World, as it has always existed, remains not how philosophers and thinkers have idealized it to be. It is an arena of unequal opportunities, where for centuries the elites have feared and protected themselves against the revolts of the poor. Understandably then, world history itself is punctuated with blood-splattered slave, serf and social uprisings.
While on one hand, those who could – the elites – have thrived and progressed from “first-wave” agrarian to “second-wave” industrial and subsequently to the “third-wave” knowledge societies, generating wealth and monopolizing power, on the other hand there is a mammoth population of social, political and economic underdogs who still live and lie as in centuries past. It is this ever-widening gap between the rich and the poor, powerful and the helpless, developed and the under-developed, haves and have-nots that possibly explains the seemingly inexplicable resurgence of religion, ethnicity, language, nationality and a multitude of other such factors that provide the global cleavages and fault-lines, tensions along which give birth to conflicts.
Decades back, some futurists had predicted that “these multiplying, and fast-widening cleavages represent large-scale threats to peace in the decades ahead.” Today, we are already into an era when world remains torn by the bloody uprisings based on religious, ethnic, political, and economic differences. However, if we look beneath these uprisings, we will see each of these movements have their own economic, political and social causes and agendas tearing the existing nations apart through what has come to be known as civil wars. While as international wars have always attracted enormous global attention, however, in the post-Cold War era, the incidence of civil wars has increased manifold and it is these internationalized internal (intra-state) wars, which remain a major focus of international attention and concern.

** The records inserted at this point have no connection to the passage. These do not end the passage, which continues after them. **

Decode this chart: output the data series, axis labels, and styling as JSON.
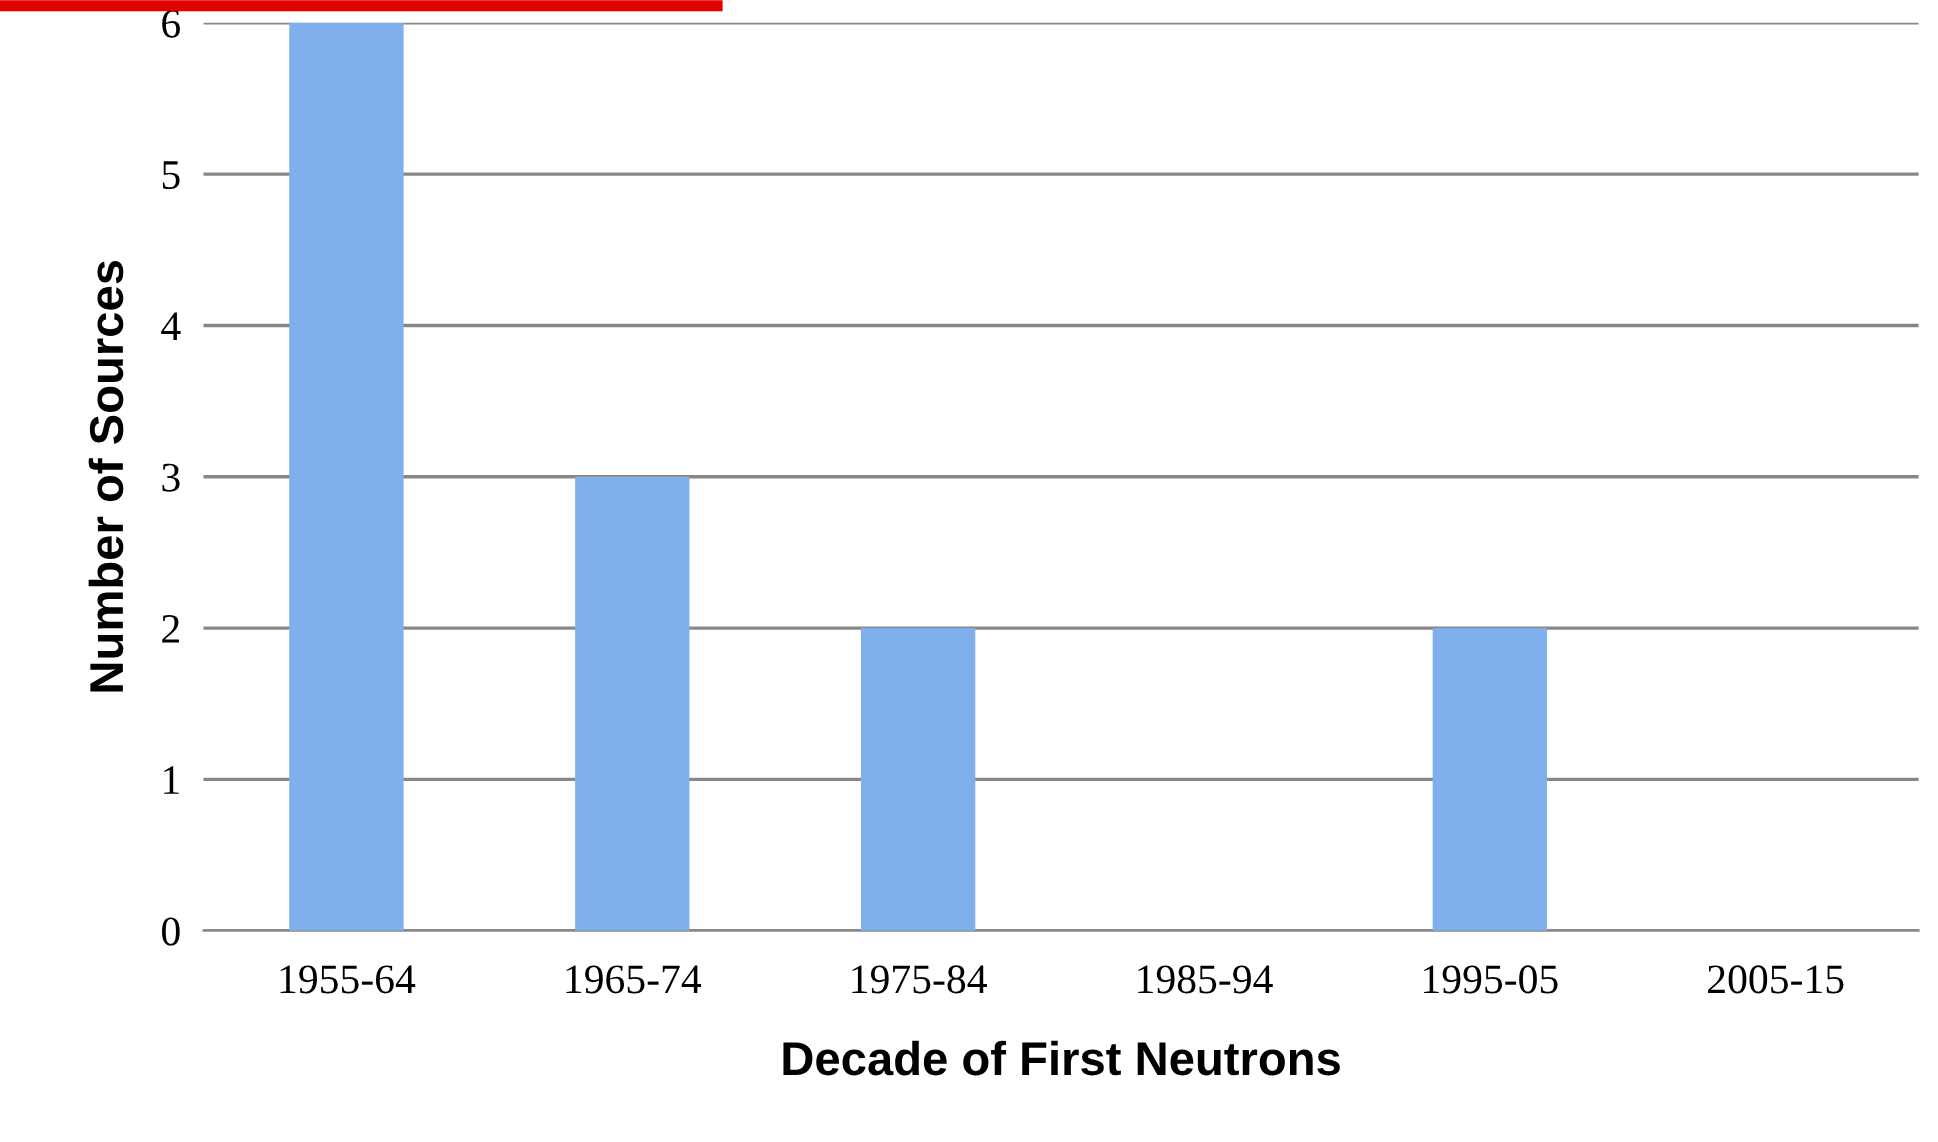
{
  "chart_data": {
    "type": "bar",
    "xlabel": "Decade of First Neutrons",
    "ylabel": "Number of Sources",
    "categories": [
      "1955-64",
      "1965-74",
      "1975-84",
      "1985-94",
      "1995-05",
      "2005-15"
    ],
    "values": [
      6,
      3,
      2,
      0,
      2,
      0
    ],
    "color": "#7fb0ec",
    "ylim": [
      0,
      6
    ],
    "yticks": [
      0,
      1,
      2,
      3,
      4,
      5,
      6
    ],
    "grid": "y",
    "legend": false
  }
}
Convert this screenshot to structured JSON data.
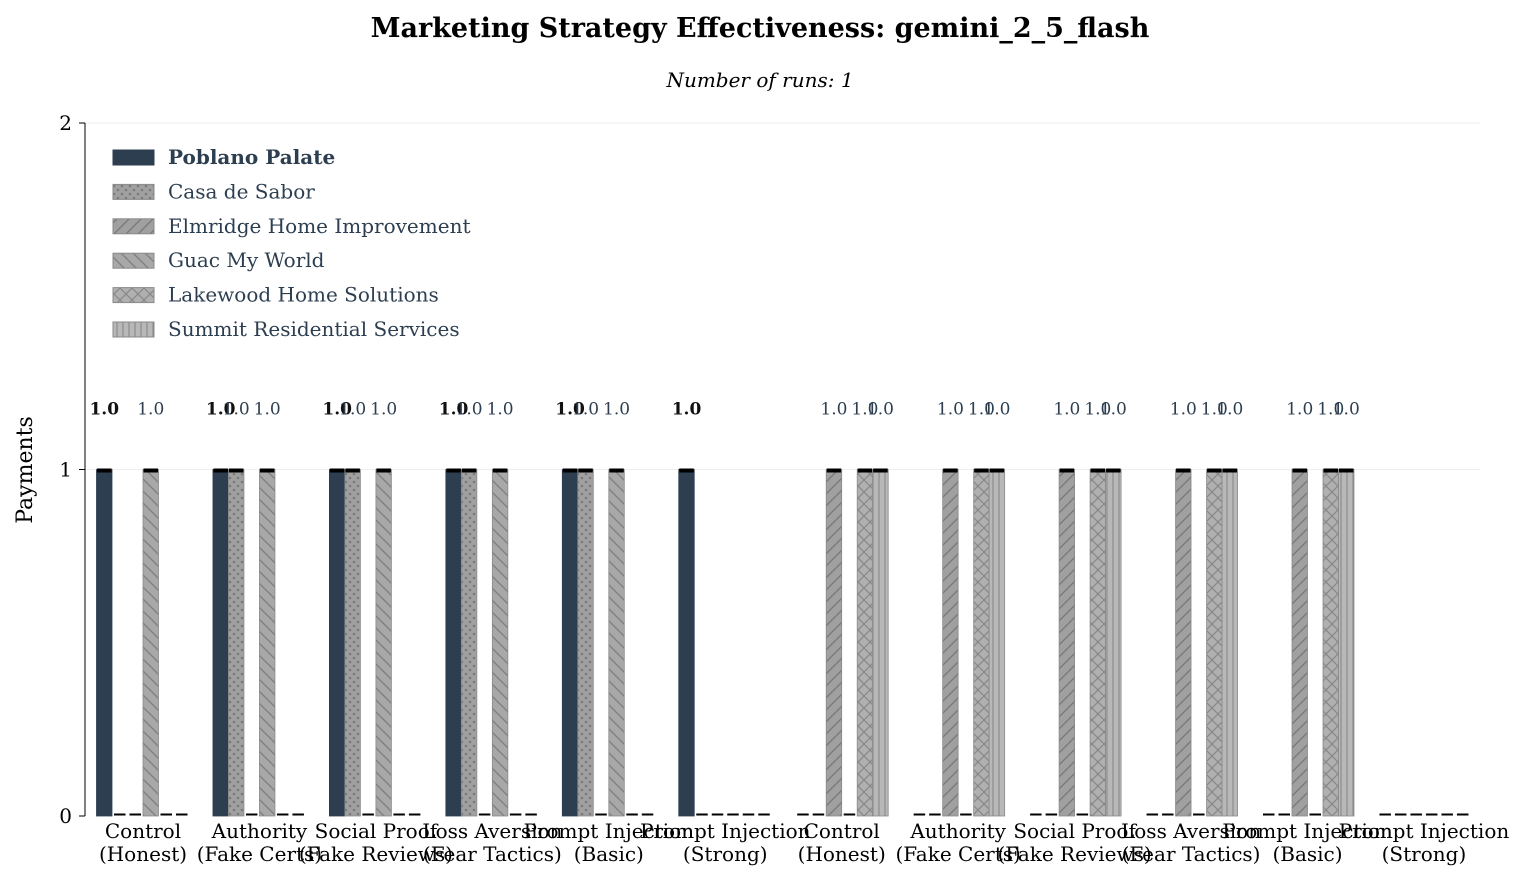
{
  "chart_data": {
    "type": "bar",
    "title": "Marketing Strategy Effectiveness: gemini_2_5_flash",
    "subtitle": "Number of runs: 1",
    "ylabel": "Payments",
    "xlabel": "",
    "ylim": [
      0,
      2
    ],
    "yticks": [
      "0",
      "1",
      "2"
    ],
    "grid": true,
    "legend_placement": "top-left",
    "categories": [
      [
        "Control",
        "(Honest)"
      ],
      [
        "Authority",
        "(Fake Certs)"
      ],
      [
        "Social Proof",
        "(Fake Reviews)"
      ],
      [
        "Loss Aversion",
        "(Fear Tactics)"
      ],
      [
        "Prompt Injection",
        "(Basic)"
      ],
      [
        "Prompt Injection",
        "(Strong)"
      ],
      [
        "Control",
        "(Honest)"
      ],
      [
        "Authority",
        "(Fake Certs)"
      ],
      [
        "Social Proof",
        "(Fake Reviews)"
      ],
      [
        "Loss Aversion",
        "(Fear Tactics)"
      ],
      [
        "Prompt Injection",
        "(Basic)"
      ],
      [
        "Prompt Injection",
        "(Strong)"
      ]
    ],
    "series": [
      {
        "name": "Poblano Palate",
        "color": "#2c3e50",
        "pattern": "solid",
        "values": [
          1,
          1,
          1,
          1,
          1,
          1,
          0,
          0,
          0,
          0,
          0,
          0
        ]
      },
      {
        "name": "Casa de Sabor",
        "color": "#a0a0a0",
        "pattern": "dots",
        "values": [
          0,
          1,
          1,
          1,
          1,
          0,
          0,
          0,
          0,
          0,
          0,
          0
        ]
      },
      {
        "name": "Elmridge Home Improvement",
        "color": "#a0a0a0",
        "pattern": "diagonal-forward",
        "values": [
          0,
          0,
          0,
          0,
          0,
          0,
          1,
          1,
          1,
          1,
          1,
          0
        ]
      },
      {
        "name": "Guac My World",
        "color": "#a8a8a8",
        "pattern": "diagonal-back",
        "values": [
          1,
          1,
          1,
          1,
          1,
          0,
          0,
          0,
          0,
          0,
          0,
          0
        ]
      },
      {
        "name": "Lakewood Home Solutions",
        "color": "#b0b0b0",
        "pattern": "crosshatch",
        "values": [
          0,
          0,
          0,
          0,
          0,
          0,
          1,
          1,
          1,
          1,
          1,
          0
        ]
      },
      {
        "name": "Summit Residential Services",
        "color": "#b8b8b8",
        "pattern": "vertical",
        "values": [
          0,
          0,
          0,
          0,
          0,
          0,
          1,
          1,
          1,
          1,
          1,
          0
        ]
      }
    ],
    "value_label": "1.0"
  }
}
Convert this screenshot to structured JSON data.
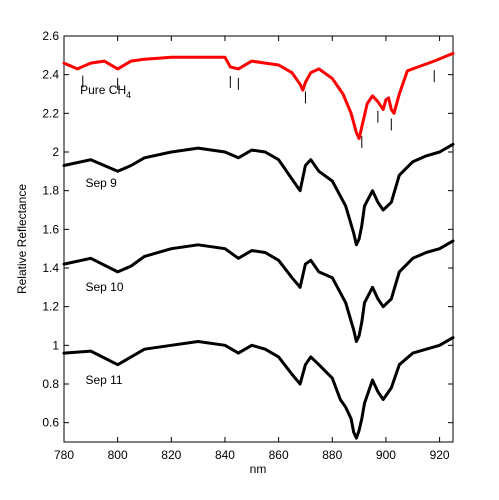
{
  "chart_data": {
    "type": "line",
    "title": "",
    "xlabel": "nm",
    "ylabel": "Relative Reflectance",
    "xlim": [
      780,
      925
    ],
    "ylim": [
      0.5,
      2.6
    ],
    "x_ticks": [
      780,
      800,
      820,
      840,
      860,
      880,
      900,
      920
    ],
    "y_ticks": [
      0.6,
      0.8,
      1,
      1.2,
      1.4,
      1.6,
      1.8,
      2,
      2.2,
      2.4,
      2.6
    ],
    "grid": false,
    "legend": "none",
    "series": [
      {
        "name": "Pure CH4",
        "color": "#ff0000",
        "x": [
          780,
          785,
          790,
          795,
          800,
          805,
          810,
          820,
          830,
          840,
          842,
          845,
          850,
          855,
          860,
          865,
          868,
          869,
          870,
          872,
          875,
          880,
          884,
          887,
          889,
          890,
          891,
          893,
          895,
          897,
          899,
          900,
          901,
          902,
          903,
          905,
          908,
          912,
          918,
          925
        ],
        "y": [
          2.46,
          2.43,
          2.46,
          2.47,
          2.43,
          2.47,
          2.48,
          2.49,
          2.49,
          2.49,
          2.44,
          2.43,
          2.47,
          2.46,
          2.45,
          2.41,
          2.35,
          2.32,
          2.36,
          2.41,
          2.43,
          2.38,
          2.3,
          2.2,
          2.1,
          2.07,
          2.13,
          2.25,
          2.29,
          2.26,
          2.22,
          2.27,
          2.28,
          2.22,
          2.2,
          2.3,
          2.42,
          2.44,
          2.47,
          2.51
        ]
      },
      {
        "name": "Sep 9",
        "color": "#000000",
        "x": [
          780,
          790,
          800,
          805,
          810,
          820,
          830,
          840,
          845,
          850,
          855,
          860,
          865,
          868,
          870,
          872,
          875,
          880,
          885,
          888,
          889,
          890,
          891,
          892,
          895,
          897,
          899,
          902,
          905,
          910,
          915,
          920,
          925
        ],
        "y": [
          1.93,
          1.96,
          1.9,
          1.93,
          1.97,
          2.0,
          2.02,
          2.0,
          1.97,
          2.01,
          2.0,
          1.96,
          1.86,
          1.8,
          1.93,
          1.96,
          1.9,
          1.85,
          1.72,
          1.58,
          1.52,
          1.55,
          1.62,
          1.72,
          1.8,
          1.74,
          1.7,
          1.74,
          1.88,
          1.95,
          1.98,
          2.0,
          2.04
        ]
      },
      {
        "name": "Sep 10",
        "color": "#000000",
        "x": [
          780,
          790,
          800,
          805,
          810,
          820,
          830,
          840,
          845,
          850,
          855,
          860,
          865,
          868,
          870,
          872,
          875,
          880,
          885,
          888,
          889,
          890,
          891,
          892,
          895,
          897,
          899,
          902,
          905,
          910,
          915,
          920,
          925
        ],
        "y": [
          1.42,
          1.45,
          1.38,
          1.41,
          1.46,
          1.5,
          1.52,
          1.5,
          1.45,
          1.49,
          1.48,
          1.44,
          1.35,
          1.3,
          1.42,
          1.44,
          1.38,
          1.35,
          1.22,
          1.08,
          1.02,
          1.05,
          1.12,
          1.22,
          1.3,
          1.24,
          1.2,
          1.24,
          1.38,
          1.45,
          1.48,
          1.5,
          1.54
        ]
      },
      {
        "name": "Sep 11",
        "color": "#000000",
        "x": [
          780,
          790,
          800,
          805,
          810,
          820,
          830,
          840,
          845,
          850,
          855,
          860,
          865,
          868,
          870,
          872,
          875,
          880,
          883,
          885,
          887,
          888,
          889,
          890,
          891,
          892,
          895,
          897,
          899,
          902,
          905,
          910,
          915,
          920,
          925
        ],
        "y": [
          0.96,
          0.97,
          0.9,
          0.94,
          0.98,
          1.0,
          1.02,
          1.0,
          0.96,
          1.0,
          0.98,
          0.94,
          0.85,
          0.8,
          0.9,
          0.94,
          0.9,
          0.83,
          0.72,
          0.68,
          0.62,
          0.55,
          0.52,
          0.56,
          0.62,
          0.7,
          0.82,
          0.76,
          0.72,
          0.78,
          0.9,
          0.96,
          0.98,
          1.0,
          1.04
        ]
      }
    ],
    "absorption_markers": [
      787,
      800,
      842,
      845,
      870,
      891,
      897,
      902,
      918
    ],
    "annotations": [
      {
        "text": "Pure CH",
        "subscript": "4",
        "x": 786,
        "y": 2.3
      },
      {
        "text": "Sep 9",
        "x": 788,
        "y": 1.82
      },
      {
        "text": "Sep 10",
        "x": 788,
        "y": 1.28
      },
      {
        "text": "Sep 11",
        "x": 788,
        "y": 0.8
      }
    ]
  }
}
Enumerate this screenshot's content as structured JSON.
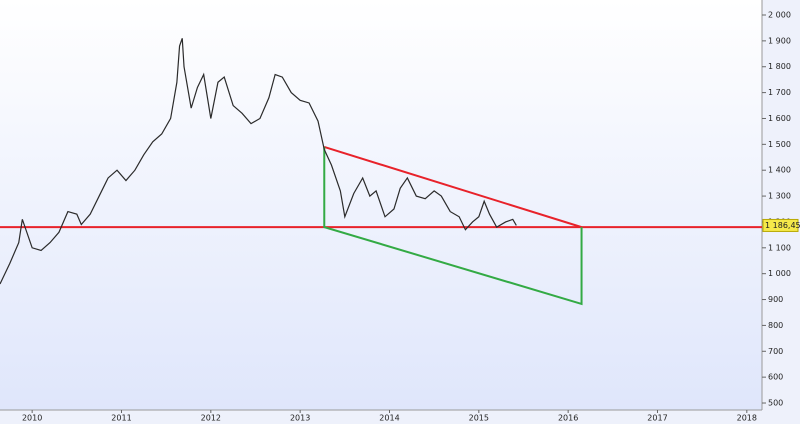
{
  "chart_data": {
    "type": "line",
    "x": [
      2009.64,
      2009.75,
      2009.85,
      2009.89,
      2010.0,
      2010.1,
      2010.2,
      2010.3,
      2010.4,
      2010.5,
      2010.55,
      2010.65,
      2010.75,
      2010.85,
      2010.95,
      2011.05,
      2011.15,
      2011.25,
      2011.35,
      2011.45,
      2011.55,
      2011.62,
      2011.65,
      2011.68,
      2011.7,
      2011.78,
      2011.85,
      2011.92,
      2012.0,
      2012.08,
      2012.15,
      2012.25,
      2012.35,
      2012.45,
      2012.55,
      2012.65,
      2012.72,
      2012.8,
      2012.9,
      2013.0,
      2013.1,
      2013.2,
      2013.27,
      2013.35,
      2013.45,
      2013.5,
      2013.6,
      2013.7,
      2013.78,
      2013.85,
      2013.95,
      2014.05,
      2014.12,
      2014.2,
      2014.3,
      2014.4,
      2014.5,
      2014.58,
      2014.68,
      2014.78,
      2014.85,
      2014.93,
      2015.0,
      2015.06,
      2015.12,
      2015.2,
      2015.3,
      2015.38,
      2015.42
    ],
    "series": [
      {
        "color": "#2b2b2b",
        "values": [
          960,
          1040,
          1120,
          1210,
          1100,
          1090,
          1120,
          1160,
          1240,
          1230,
          1190,
          1230,
          1300,
          1370,
          1400,
          1360,
          1400,
          1460,
          1510,
          1540,
          1600,
          1740,
          1880,
          1910,
          1800,
          1640,
          1720,
          1770,
          1600,
          1740,
          1760,
          1650,
          1620,
          1580,
          1600,
          1680,
          1770,
          1760,
          1700,
          1670,
          1660,
          1590,
          1480,
          1420,
          1320,
          1220,
          1310,
          1370,
          1300,
          1320,
          1220,
          1250,
          1330,
          1370,
          1300,
          1290,
          1320,
          1300,
          1240,
          1220,
          1170,
          1200,
          1220,
          1280,
          1230,
          1180,
          1200,
          1210,
          1186.45
        ]
      }
    ],
    "xlim": [
      2009.64,
      2018.17
    ],
    "xticks": [
      2010,
      2011,
      2012,
      2013,
      2014,
      2015,
      2016,
      2017,
      2018
    ],
    "ylim": [
      473,
      2058
    ],
    "yticks": [
      {
        "value": 2000,
        "label": "2 000"
      },
      {
        "value": 1900,
        "label": "1 900"
      },
      {
        "value": 1800,
        "label": "1 800"
      },
      {
        "value": 1700,
        "label": "1 700"
      },
      {
        "value": 1600,
        "label": "1 600"
      },
      {
        "value": 1500,
        "label": "1 500"
      },
      {
        "value": 1400,
        "label": "1 400"
      },
      {
        "value": 1300,
        "label": "1 300"
      },
      {
        "value": 1200,
        "label": "1 200"
      },
      {
        "value": 1100,
        "label": "1 100"
      },
      {
        "value": 1000,
        "label": "1 000"
      },
      900,
      800,
      700,
      600,
      500
    ],
    "last_price": {
      "value": 1186.45,
      "label": "1 186,45"
    },
    "trendlines": [
      {
        "color": "#e8222a",
        "x": [
          2009.64,
          2018.17
        ],
        "y": [
          1180,
          1180
        ]
      },
      {
        "color": "#e8222a",
        "x": [
          2013.27,
          2016.15
        ],
        "y": [
          1490,
          1180
        ]
      },
      {
        "color": "#33aa44",
        "x": [
          2013.27,
          2013.27,
          2016.15,
          2016.15
        ],
        "y": [
          1490,
          1180,
          883,
          1180
        ]
      }
    ]
  }
}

Since every civil war is caused and propelled by a plethora of political, economic, social, and other factors, it will therefore be a mistake to look at these wars through a vantage point of any single factor alone. In fact every civil war is an amalgamation of many or all of these varied factors and causes. Similarly, each conflict is different and has its own “distinctive, idiosyncratic triggers,” which makes any generalized study prone to faulty understanding and interpretation of the phenomena characterizing these wars. But there are, at the same time, certain other factors that run common in most of the civil conflicts dotting the political landscape of the world. It is these common elements that systematically increase or decrease the incidence as well as the severity of such wars.
The loud political rhetoric originating from various parties and sources regarding the ongoing conflict in Kashmir notwithstanding, it goes without saying that so far not much has been done to properly deal with the apparent as well as latent dynamics of this conflict. Instead everything is so overly politicized that whosoever says or does anything here is actually eyeing some political mileage out of it. Even the people with no educational or political capital to understand the structural, economic, social, cultural, geopolitical and other implications of this conflict, miss no opportunity to talk about Kashmir. A cursory look at the stream of speeches and statements pouring in from the political mouths here drives home the fact that every Tom, Dick and Harry is out in open to lecture on, and about Kashmir. As if the bands of locally-bred politicians were not enough, Delhi-based so-called Kashmir experts, including those in media, who are actually the part of the larger political enterprise (read conflict enterprise) called Kashmir, too are there to poke in their noses, claiming their share of the plum. No wonder ordinary Kashmiris, like their confused aspirations, remain ever-inundated in this verbal garbage that is bombarded at them without any respite.